North China's once-dwindling Hulun Lake grows in size, health
China's fourth largest freshwater lake in the northern Inner Mongolia Autonomous Region has seen its water area expand, wetland ecology recover and biodiversity improve, thanks to the unremitting efforts over the last few years.
The water area of Hulun Lake has expanded to 2,244 square kilometers, an increase of nearly 500 square kilometers from a decade ago, according to the lake's National Nature Reserve Administration in the city of Hulun Buir.
The lake's water volume has reached 13.97 billion cubic meters, a near-record high, the administration said.

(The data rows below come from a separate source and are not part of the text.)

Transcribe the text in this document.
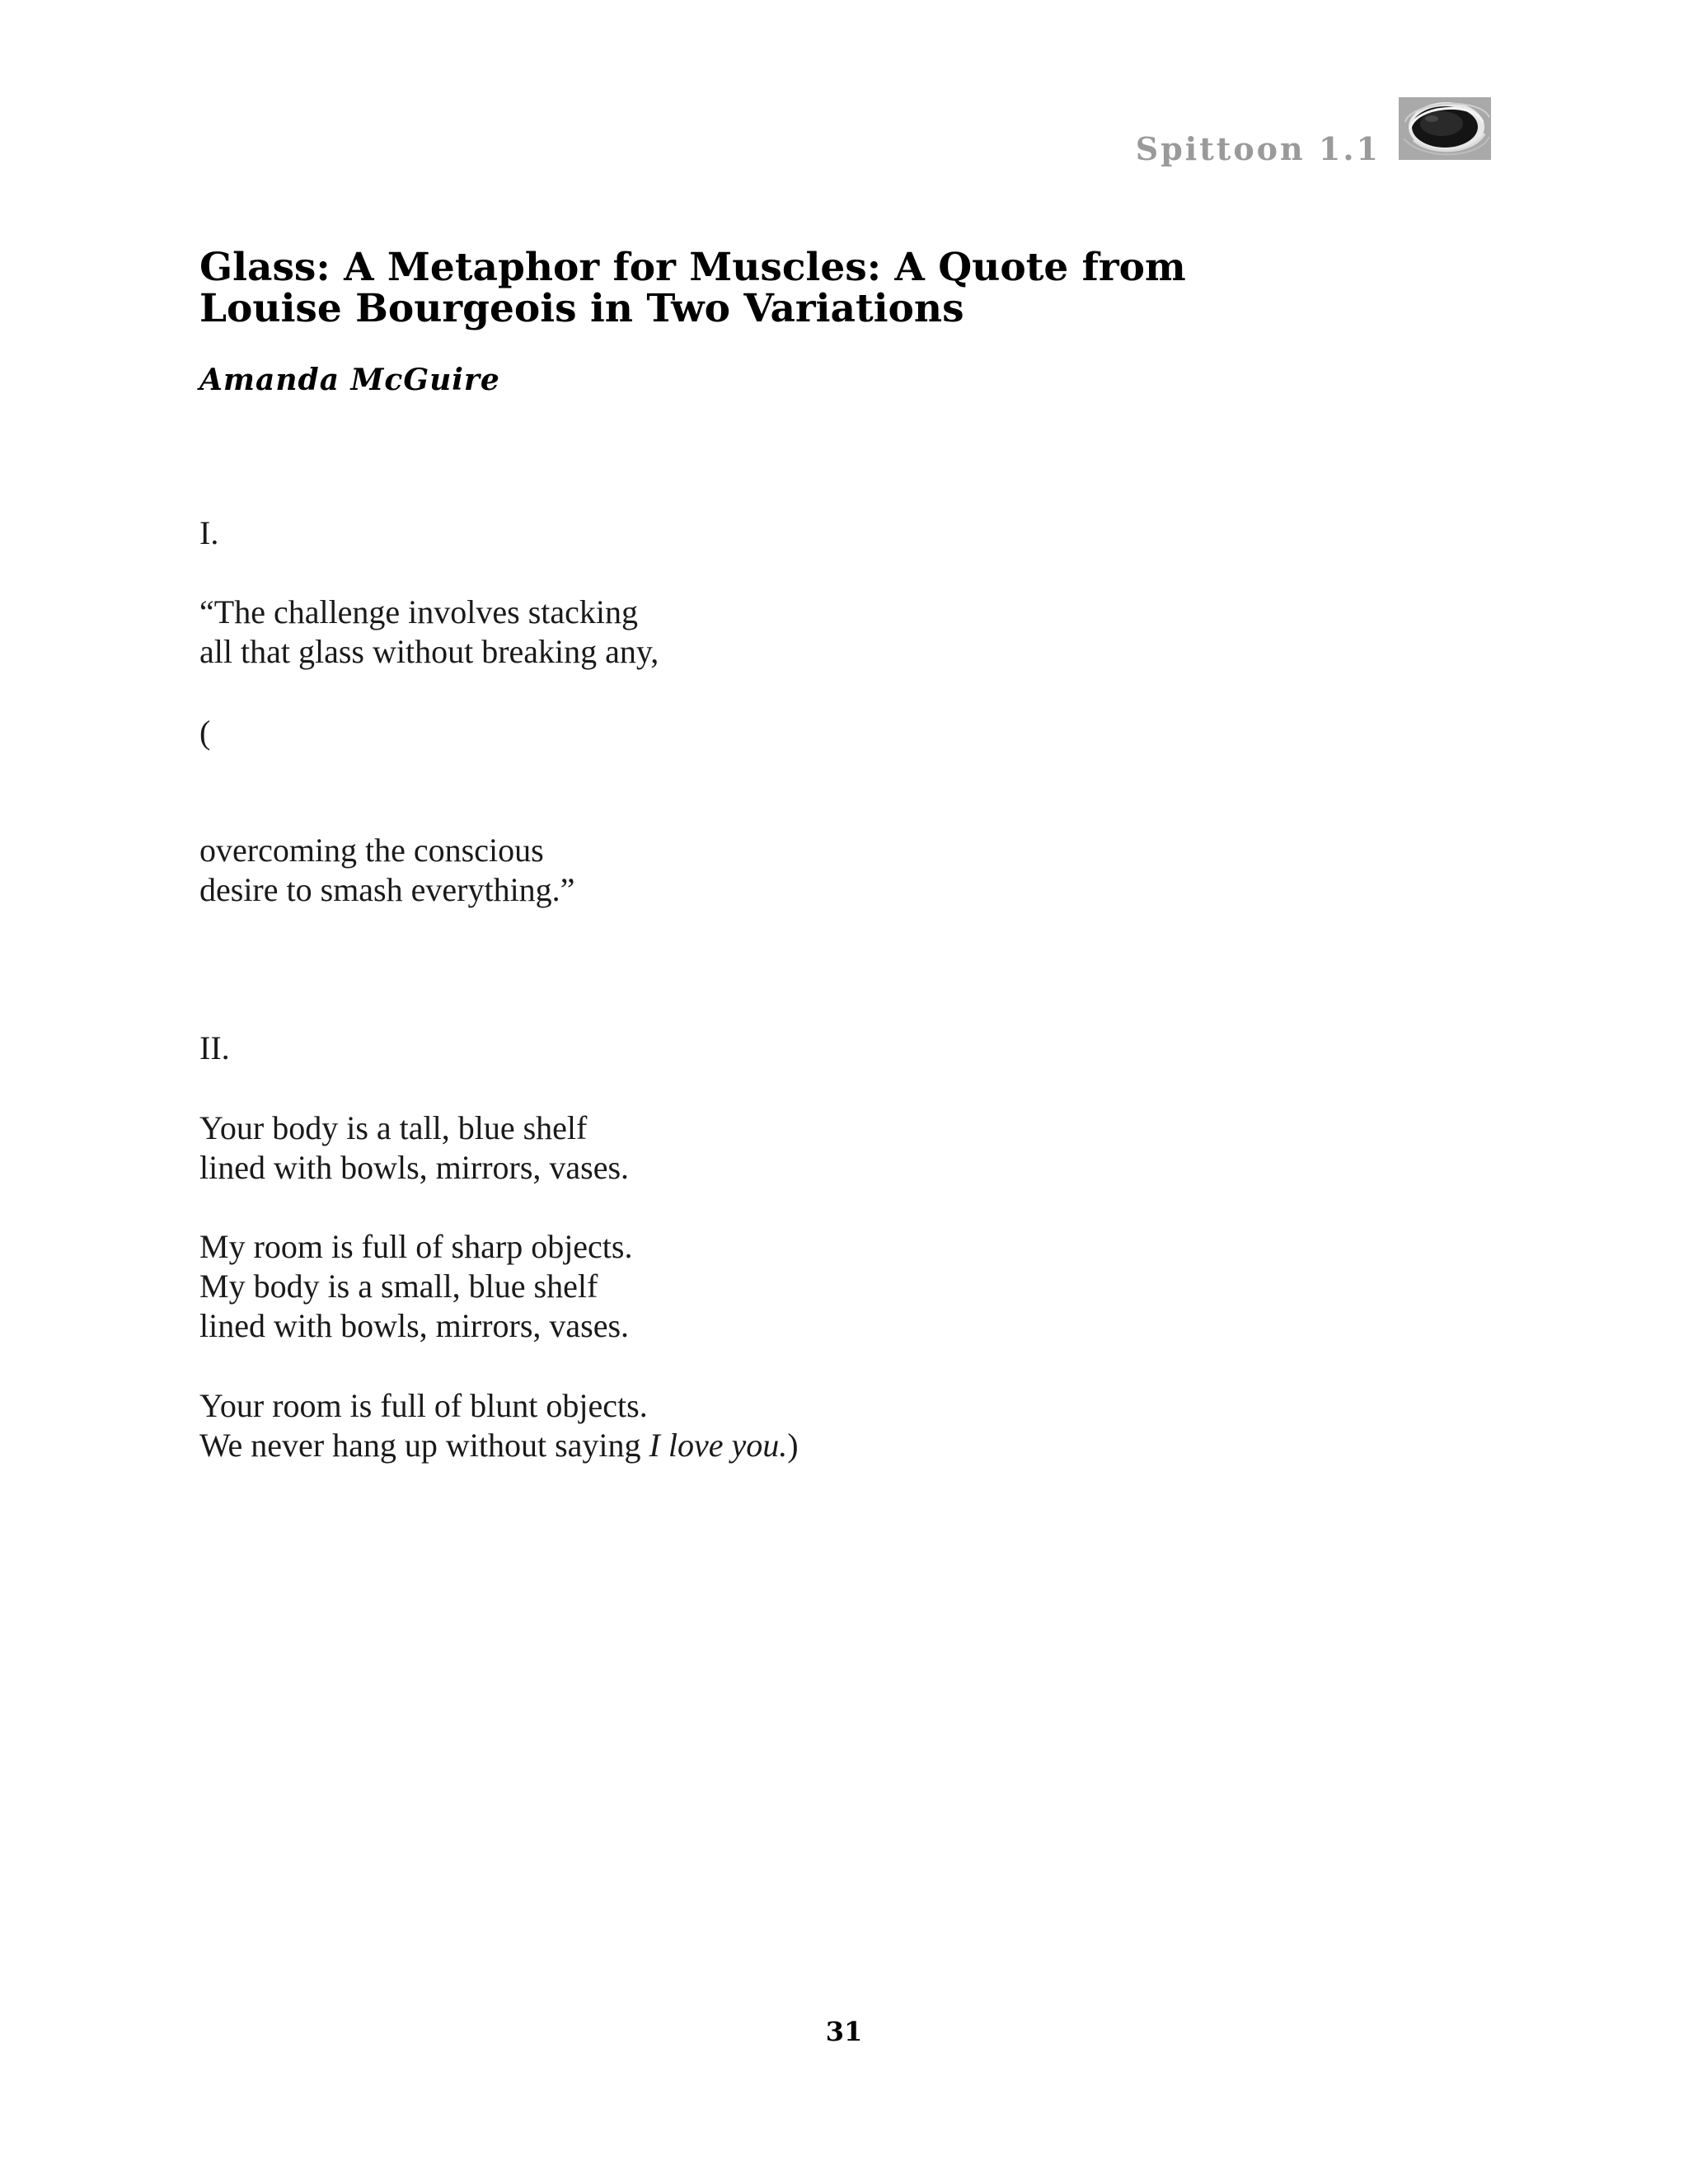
Spittoon 1.1
Glass: A Metaphor for Muscles: A Quote from
Louise Bourgeois in Two Variations
Amanda McGuire
I.
“The challenge involves stacking
all that glass without breaking any,
(
overcoming the conscious
desire to smash everything.”
II.
Your body is a tall, blue shelf
lined with bowls, mirrors, vases.
My room is full of sharp objects.
My body is a small, blue shelf
lined with bowls, mirrors, vases.
Your room is full of blunt objects.
We never hang up without saying I love you.)
31
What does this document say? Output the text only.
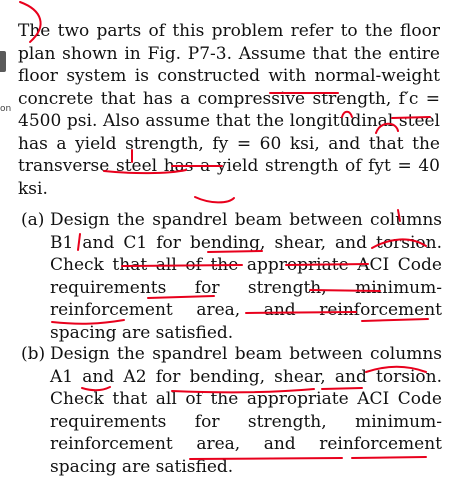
on

The two parts of this problem refer to the floor plan shown in Fig. P7-3. Assume that the entire floor system is constructed with normal-weight concrete that has a compressive strength, f′c = 4500 psi. Also assume that the longitudinal steel has a yield strength, fy = 60 ksi, and that the transverse steel has a yield strength of fyt = 40 ksi.

(a) Design the spandrel beam between columns B1 and C1 for bending, shear, and torsion. Check that all of the appropriate ACI Code requirements for strength, minimum-reinforcement area, and reinforcement spacing are satisfied.
(b) Design the spandrel beam between columns A1 and A2 for bending, shear, and torsion. Check that all of the appropriate ACI Code requirements for strength, minimum-reinforcement area, and reinforcement spacing are satisfied.
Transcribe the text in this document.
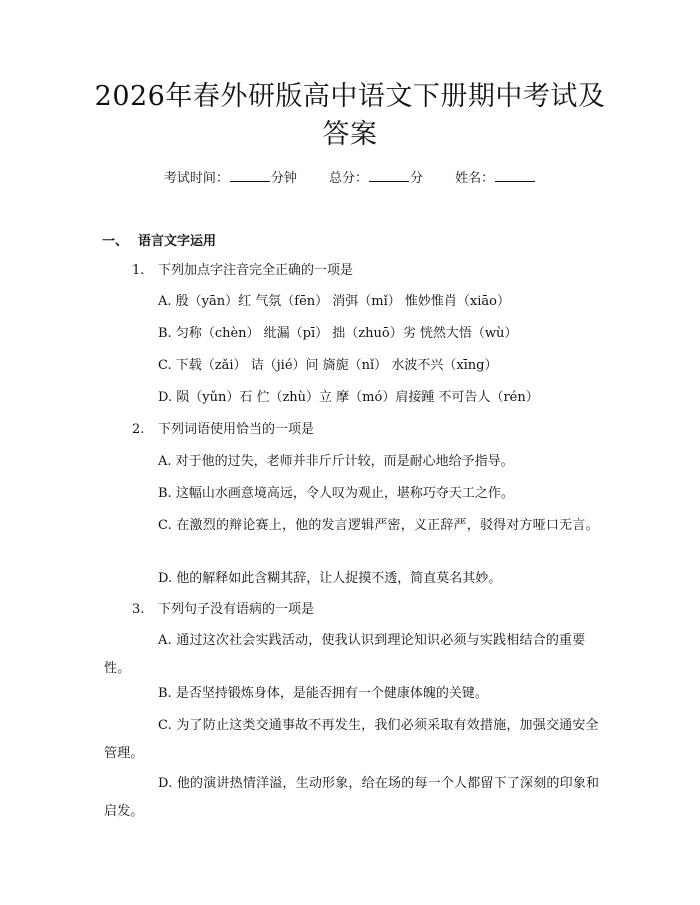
2026年春外研版高中语文下册期中考试及答案
考试时间：	分钟 总分：	分 姓名：
一、 语言文字运用
1. 下列加点字注音完全正确的一项是
A. 殷（yān）红 气氛（fēn） 消弭（mǐ） 惟妙惟肖（xiāo）
B. 匀称（chèn） 纰漏（pī） 拙（zhuō）劣 恍然大悟（wù）
C. 下载（zǎi） 诘（jié）问 旖旎（nǐ） 水波不兴（xīng）
D. 陨（yǔn）石 伫（zhù）立 摩（mó）肩接踵 不可告人（rén）
2. 下列词语使用恰当的一项是
A. 对于他的过失，老师并非斤斤计较，而是耐心地给予指导。
B. 这幅山水画意境高远，令人叹为观止，堪称巧夺天工之作。
C. 在激烈的辩论赛上，他的发言逻辑严密，义正辞严，驳得对方哑口无言。
D. 他的解释如此含糊其辞，让人捉摸不透，简直莫名其妙。
3. 下列句子没有语病的一项是
A. 通过这次社会实践活动，使我认识到理论知识必须与实践相结合的重要性。
B. 是否坚持锻炼身体，是能否拥有一个健康体魄的关键。
C. 为了防止这类交通事故不再发生，我们必须采取有效措施，加强交通安全管理。
D. 他的演讲热情洋溢，生动形象，给在场的每一个人都留下了深刻的印象和启发。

The wetland ecology of the once-dwindling lake has gradually recovered and the biodiversity in the area has continued to improve. Since 2016, the number of bird species recorded in the area has increased from 333 to 345, and that of the mammal species risen from 35 to 38.
Hulun Lake plays an important role in the ecological security of the grasslands in North China. It was included on the list of internationally important wetlands in 2002.
However, years of drought and excessive human activities have led to the shrinking of the lake and surrounding wetlands, let alone a decline in the wildlife population.
To better protect Hulun Lake, the local government has taken more measures in recent years, such as enhancing grassland ecological protection, improving the industrial structure and restoring the wetland ecosystem.
In 2021, the city of Hulun Buir started implementing a five-year plan, with an investment of over 1.1 billion yuan ($158 million), for ecological and environmental protection in the Hulun Lake basin.